An exemplary (i.e., effective) safety management system for chemical processes should have been able to prevent this cataclysmic event. Some knowledgeable insiders, including experts within the federal government, think this Motiva event may be the worst process safety incident in the U.S. since the 2005 BP Texas City explosion that killed 15 workers. Thankfully, no one was killed or injured in this most recent event at the Motiva Port Arthur refinery. Two workers have died on-the-job at the expansion-construction site, one in 2010 and one in 2011, but according to OSHA these incidents were not considered part of the VPP Motiva site.
A spokesperson for the U.S. Chemical Safety and Hazard Investigation Board (CSB) told me they are not investigating this most recent major incident. Maybe that’s because the CSB investigators would likely find the same organizational and systems-management problems they’ve identified and described in previous disaster investigations. A Labor Department spokesperson told me that OSHA has also not opened an inspection at the Motiva Port Arthur refinery. OSHA typically will not conduct a post-incident inspection unless a worker is killed or three or more individuals are hospitalized. Given however the Motiva site’s designation as a VPP site, I have to ask why OSHA is not doing so. Investigations by GAO in 2009 and in 2004, and the Center for Public Integrity (here, here, here) strongly suggest that OSHA needs to look more closely at serious incidents at VPP sites to determine whether the metrics the agency uses really mean the worksites have exemplary safety programs. The primary metric used currently by OSHA is an injury and illness rate that is at or below the nation average for their respective industry.
I’ve written previously (here, here) that by relying heavily on “OSHA recordable” injury and illness cases as the measure of safety performance, we’re missing the factors that probably better assess the risk of a catastrophic incident. In a workplace like a refinery, with a toxic soup of highly hazardous compounds and hundreds of miles of pipes carrying them, it’s as important to consider problems found during routine maintenance, unscheduled repairs and unintentional fires, releases, and ruptures, as cases that cause twisted ankles and sprained lower backs. The Baker Panel commission investigating the 2005 BP Texas City disaster made a similar conclusion about the limitations of using injury rates as a measure of safety performance:
“BP’s reliance on injury rates significantly hindered its perception of process risk. …BP’s corporate safety management system for its US refineries does not effectively measure and monitor process safety performance.”

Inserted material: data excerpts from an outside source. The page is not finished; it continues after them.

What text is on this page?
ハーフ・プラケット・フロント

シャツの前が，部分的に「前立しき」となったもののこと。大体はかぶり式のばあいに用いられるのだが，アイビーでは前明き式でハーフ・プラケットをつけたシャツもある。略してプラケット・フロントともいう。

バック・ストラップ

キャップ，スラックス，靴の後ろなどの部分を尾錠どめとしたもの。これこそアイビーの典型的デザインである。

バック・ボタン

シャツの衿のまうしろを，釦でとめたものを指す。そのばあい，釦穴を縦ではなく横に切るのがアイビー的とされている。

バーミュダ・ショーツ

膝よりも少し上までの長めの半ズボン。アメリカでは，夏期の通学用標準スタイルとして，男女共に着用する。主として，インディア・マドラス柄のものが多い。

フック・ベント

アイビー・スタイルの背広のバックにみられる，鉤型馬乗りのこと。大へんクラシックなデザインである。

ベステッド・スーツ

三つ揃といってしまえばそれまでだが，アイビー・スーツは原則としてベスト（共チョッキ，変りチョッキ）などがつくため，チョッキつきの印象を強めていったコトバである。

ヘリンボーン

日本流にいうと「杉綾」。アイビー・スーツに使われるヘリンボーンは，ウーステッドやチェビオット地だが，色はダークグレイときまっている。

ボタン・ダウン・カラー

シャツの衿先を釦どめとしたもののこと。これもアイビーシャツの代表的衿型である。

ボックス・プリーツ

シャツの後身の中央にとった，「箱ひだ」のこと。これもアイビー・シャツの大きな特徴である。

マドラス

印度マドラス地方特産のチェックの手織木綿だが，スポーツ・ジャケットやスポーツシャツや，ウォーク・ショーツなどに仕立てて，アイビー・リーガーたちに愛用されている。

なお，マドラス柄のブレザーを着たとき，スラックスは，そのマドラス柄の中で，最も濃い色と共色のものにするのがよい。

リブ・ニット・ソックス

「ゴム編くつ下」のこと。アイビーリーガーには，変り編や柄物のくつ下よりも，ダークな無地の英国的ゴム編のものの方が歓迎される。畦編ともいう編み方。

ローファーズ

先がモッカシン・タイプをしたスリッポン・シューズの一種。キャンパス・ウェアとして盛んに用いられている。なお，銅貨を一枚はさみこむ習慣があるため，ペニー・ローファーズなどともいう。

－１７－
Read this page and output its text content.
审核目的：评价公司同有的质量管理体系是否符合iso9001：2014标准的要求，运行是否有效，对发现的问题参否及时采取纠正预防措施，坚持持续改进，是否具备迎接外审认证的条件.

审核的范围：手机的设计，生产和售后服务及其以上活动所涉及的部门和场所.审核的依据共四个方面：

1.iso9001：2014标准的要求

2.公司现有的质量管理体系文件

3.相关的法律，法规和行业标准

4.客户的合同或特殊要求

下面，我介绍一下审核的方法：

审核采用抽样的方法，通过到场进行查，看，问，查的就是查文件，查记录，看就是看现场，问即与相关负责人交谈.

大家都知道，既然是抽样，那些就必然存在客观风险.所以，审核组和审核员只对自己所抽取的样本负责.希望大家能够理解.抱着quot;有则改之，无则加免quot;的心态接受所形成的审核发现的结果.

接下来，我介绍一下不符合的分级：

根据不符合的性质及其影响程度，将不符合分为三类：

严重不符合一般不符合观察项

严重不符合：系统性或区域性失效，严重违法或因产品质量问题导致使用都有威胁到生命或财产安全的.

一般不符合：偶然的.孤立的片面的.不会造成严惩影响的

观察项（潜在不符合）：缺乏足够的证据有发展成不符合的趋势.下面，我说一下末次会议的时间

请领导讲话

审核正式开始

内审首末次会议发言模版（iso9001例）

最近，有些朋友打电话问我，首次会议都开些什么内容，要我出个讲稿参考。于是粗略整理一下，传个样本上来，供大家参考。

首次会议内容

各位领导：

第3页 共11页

The catastrophic event last month at the OSHA VPP Motiva Port Arthur facility should be used by the agency to develop more informative metrics of safety and test them. Failing to do so, OSHA and all of the VPP community will have lost a golden opportunity.
I suspect the basic take-away here is that processes that aren’t yet producing anything haven’t themselves been tested yet.
No…as part of PSM you are expected to evaluate this specific type of oops event and address countermeasures Before any work….the PSM standard and subsidary documents have extensive guides on how to do this. Also, as the process is probably not “brand new” there is what is known as history from other facilites.
It is doubtful we will get full information to understand and learn from this event for many political and economic reasons but, the more public questioning that occurs will facilitate fact finding.